Roma, 16 marzo 2021 – Si chiama Disability Card, ed è uno dei tre obiettivi oltre alla riforma della legge “Dopo di Noi” e al Cude (contrassegno Unificato dei Disabili Europe per la mobilità) annunciati oggi dalla ministra Stefani in commissione Affari sociali della Camera. La ministra alla Disabilità parlando delle linee programmatiche, anche in relazione ai contenuti della proposta di Piano nazionale di ripresa e resilienza, ha sottolineato che “La Disability Card rappresenta il documento di riconoscimento europeo che contiene le informazioni relative alla condizione di disabilità del cittadino e che è allo stesso tempo valido per ottenere agevolazioni e per l’acquisto di beni e servizi. Si tratta – ha spiegato – di un importante strumento di semplificazione e per agevolare la socialità e l’integrazione delle persone con disabilità. Dopo averne parlato con il prof. Tridico, presidente dell’Inps, che ne sarà il soggetto attuatore, posso annunciare che già quest’anno saranno stampate e distribuite le prime Card, e contemporaneamente saranno stipulate le prime convenzioni.
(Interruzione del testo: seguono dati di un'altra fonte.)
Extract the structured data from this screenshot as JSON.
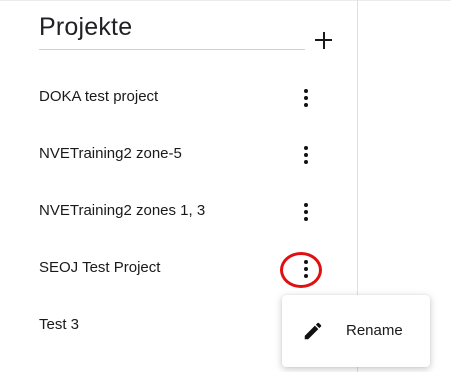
{
  "sidebar": {
    "title": "Projekte",
    "add_icon": "plus-icon",
    "more_icon": "more-vert-icon",
    "projects": [
      {
        "label": "DOKA test project"
      },
      {
        "label": "NVETraining2 zone-5"
      },
      {
        "label": "NVETraining2 zones 1, 3"
      },
      {
        "label": "SEOJ Test Project"
      },
      {
        "label": "Test 3"
      }
    ]
  },
  "context_menu": {
    "items": [
      {
        "label": "Rename",
        "icon": "pencil-icon"
      }
    ]
  },
  "colors": {
    "highlight_ring": "#e01010",
    "text": "#1a1a1a"
  }
}
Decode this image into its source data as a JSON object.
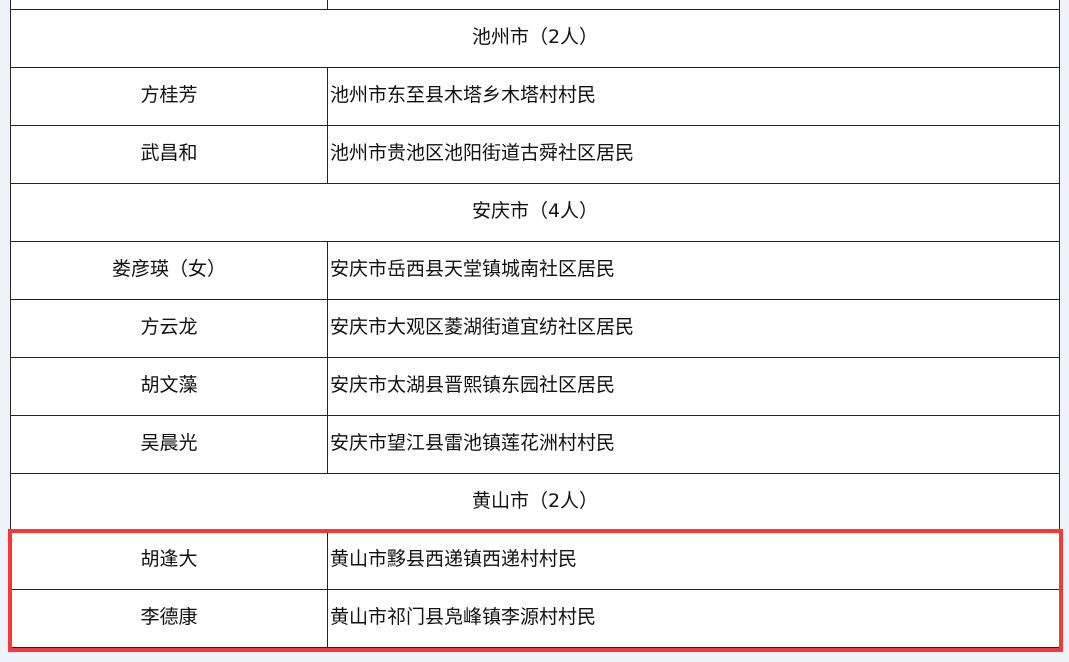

Se riusciremo a rispettare questa tempistica, saremo tra i primi grandi Paesi in Europa attuatori di una “misura-faro” così importante”. Quanto al Cude, ha ricordato che è stata “istituita la piattaforma unica nazionale informatica che consente la verifica delle targhe associate ai permessi di circolazione” aggiungendo che “nel corso del 2021 verrà rilasciato l’applicativo utilizzabile dai cittadini su tutto il territorio nazionale”. Sulla Riforma della cosiddetta legge “Dopo di Noi” ha ricordato il “tavolo di lavoro con il Consiglio nazionale dei notai e le principali associazioni delle persone con disabilità” e che “sarà avviata anche una campagna di comunicazione istituzionale sulla legge e le opportunità che offre”.